It set out its negotiating position on reforming the EU emissions trading scheme (EUETS) in a consultation document published on Wednesday. It supports most of the reforms proposed by the European Commission in January, but takes a tough line against moves to require a fifth of the revenue raised from auctioning allowances to be spent on climate policies.
“Hypothecation is an inefficient means of determining public expenditure priorities,” says the document. The proposals “would contravene the government’s principles on the sound management of public finances as well as the UK’s position on subsidiarity.”
The government is also opposed to giving poorer member states a bigger share of auctioning revenue.
Another sticking point is the Commission’s role in setting the level of auctioning. The UK wants Brussels to set a minimum level of auctioning leaving individual countries free to go beyond that on a sector by sector basis.

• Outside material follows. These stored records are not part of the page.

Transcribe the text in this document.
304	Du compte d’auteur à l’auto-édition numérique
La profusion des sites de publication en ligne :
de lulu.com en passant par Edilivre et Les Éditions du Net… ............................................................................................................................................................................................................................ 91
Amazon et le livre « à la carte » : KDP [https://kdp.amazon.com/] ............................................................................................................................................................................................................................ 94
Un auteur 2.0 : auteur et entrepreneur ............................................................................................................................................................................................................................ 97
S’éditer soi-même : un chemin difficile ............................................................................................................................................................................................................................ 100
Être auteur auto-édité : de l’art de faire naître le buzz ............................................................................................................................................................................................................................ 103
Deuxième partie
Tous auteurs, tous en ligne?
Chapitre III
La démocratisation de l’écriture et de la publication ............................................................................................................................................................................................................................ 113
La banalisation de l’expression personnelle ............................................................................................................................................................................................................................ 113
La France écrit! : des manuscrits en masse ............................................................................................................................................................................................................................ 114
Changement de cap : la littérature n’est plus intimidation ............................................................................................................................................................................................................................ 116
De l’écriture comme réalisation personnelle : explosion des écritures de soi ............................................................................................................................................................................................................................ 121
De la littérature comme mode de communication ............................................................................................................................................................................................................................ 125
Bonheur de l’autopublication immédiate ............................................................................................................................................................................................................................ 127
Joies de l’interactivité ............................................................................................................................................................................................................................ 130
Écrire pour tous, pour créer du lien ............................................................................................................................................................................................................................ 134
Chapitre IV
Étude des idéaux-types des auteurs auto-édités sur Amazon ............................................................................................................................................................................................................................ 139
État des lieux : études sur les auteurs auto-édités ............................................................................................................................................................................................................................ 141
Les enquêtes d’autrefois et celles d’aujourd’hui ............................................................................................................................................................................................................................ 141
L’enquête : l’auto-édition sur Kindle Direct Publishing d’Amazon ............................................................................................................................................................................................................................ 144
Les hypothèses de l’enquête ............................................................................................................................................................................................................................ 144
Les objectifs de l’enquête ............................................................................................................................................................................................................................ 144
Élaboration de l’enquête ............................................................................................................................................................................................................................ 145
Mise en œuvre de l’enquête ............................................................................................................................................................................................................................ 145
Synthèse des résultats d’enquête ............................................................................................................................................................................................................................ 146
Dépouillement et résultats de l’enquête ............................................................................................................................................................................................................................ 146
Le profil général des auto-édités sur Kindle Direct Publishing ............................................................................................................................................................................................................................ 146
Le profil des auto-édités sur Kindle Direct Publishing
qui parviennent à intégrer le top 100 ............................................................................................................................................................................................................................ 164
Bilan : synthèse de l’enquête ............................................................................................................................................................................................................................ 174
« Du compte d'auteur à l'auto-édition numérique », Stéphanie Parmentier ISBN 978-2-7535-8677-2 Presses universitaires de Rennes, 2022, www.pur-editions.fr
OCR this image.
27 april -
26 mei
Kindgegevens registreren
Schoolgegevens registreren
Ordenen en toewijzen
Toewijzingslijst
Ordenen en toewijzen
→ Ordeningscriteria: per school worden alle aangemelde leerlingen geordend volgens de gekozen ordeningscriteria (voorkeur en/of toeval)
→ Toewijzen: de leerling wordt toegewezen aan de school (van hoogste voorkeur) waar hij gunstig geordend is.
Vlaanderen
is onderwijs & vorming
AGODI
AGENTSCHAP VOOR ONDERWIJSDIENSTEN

The UK welcomes the planned expansion of the scheme to other sectors and gases, but opposes the inclusion of the aluminium sector because it is exposed to international competition and has limited opportunities to pass on the cost of carbon. On the other hand the government wants to see methane emissions from active coal mines included in the scheme.
Other issues that feature in the document include cap setting, linking to foreign trading schemes, the use of project credits and monitoring, reporting and verification. The government has yet to reach a view on many of these issues.
Negotiations between member states, the Commission and the European Parliament are expected to last into 2009, with the reforms coming into force from 2013.